Just as well, because without him this movie could have been a straight-to-DVD contender. Downey provides some much-needed warmth and wit to what was potentially one of Marvel Comics’ most boring characters.
When I was a kid growing up in Canada and Belgium I read what was then considered as an excessive amount of comics. Of them, however, I only ever kept a handful of Iron Man.
Why? Because he’s actually quite dull. Imagine a cross between Bill Gates and Richard Branson – nerd meets entrepreneur. And like Batman, Iron Man doesn’t even have any real super powers.
Congratulations then to the casting director who secured the services of Mr Downey Jr.
In Iron Man he plays the role of Tony Stark, the design brains behind Stark Industries – the world’s largest arms manufacturer. Stark is entirely comfortable flogging weapons to the US army until he’s captured while in Afghanistan, there to discover that his terrorist captors are also using his weapons. Forced to make a deadly missile or face death, Stark instead builds an iron robotic suit which he uses to escape and get back to America.
Rather than turn him into an instant superhero who rescues old ladies from cement-mixers, we follow Stark as he experiments with the suit. This is by far the most fun part of the movie.
Not surprising then that Iron Man is already a big summer blockbuster. It’s made oodles of money in both America and the UK. The action is exciting if lacking the spectacular set pieces which make for coffee-point discussions the next day, but Downey Jr’s personality is what really makes this worth a watch.
As far as tackling the shady world of arms dealing goes, this is no Lord of War (Nicholas Cage’s 2005 effort) where the complex motives of all the characters are properly explored.
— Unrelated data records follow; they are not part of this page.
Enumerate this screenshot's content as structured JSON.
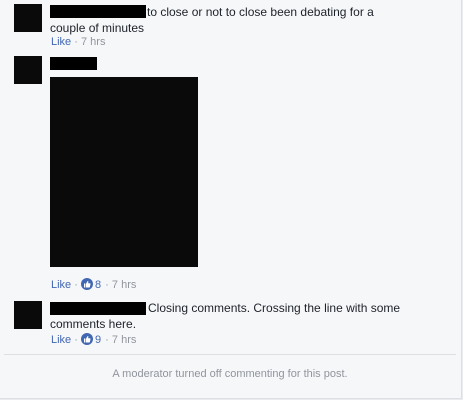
{
  "comments": [
    {
      "text": "to close or not to close been debating for a couple of minutes",
      "like_label": "Like",
      "separator": "·",
      "time": "7 hrs"
    },
    {
      "like_label": "Like",
      "reaction_count": "8",
      "separator": "·",
      "time": "7 hrs"
    },
    {
      "text": "Closing comments. Crossing the line with some comments here.",
      "like_label": "Like",
      "reaction_count": "9",
      "separator": "·",
      "time": "7 hrs"
    }
  ],
  "footer": {
    "notice": "A moderator turned off commenting for this post."
  },
  "icons": {
    "like": "thumbs-up-icon"
  },
  "colors": {
    "link_blue": "#4267b2",
    "meta_gray": "#90949c",
    "background": "#f6f7f9",
    "redaction": "#000000"
  }
}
In Iron Man, rather unsubtly, the Afghan terrorists are Spitting Image versions of ‘evil Arabs’. In fact, the real bad guy, played by Jeff Daniels, could be Alan Sugar if things on The Apprentice ever went really sour – hard as nails and slightly mental.
Of course, the fundamental hypocrisy inherent in arms dealing is that it’s fine to sell to the government and its friends but less so if it’s to ‘the enemy’. If the lives being lost aren’t our own people (and even then it’s only ‘collateral damage’) then it’s a viable profit-making industry. And as long as money is being made off war then there will always be war.
For a closer look at this weirdly corrupt world you could do worse than watching the Sundance Award-winning documentary, Why we Fight, which exposes the greedy bond between the government and arms manufacturers.
That said, Iron Man is yet another example (albeit in a Hollywood sort of way) of someone trying to be just in today’s world. Just like Downey Jr’s character, the audience is presented with a challenge – if the scales fell from your eyes and you suddenly realised that what you did caused harm to other people, would you try to do something about it?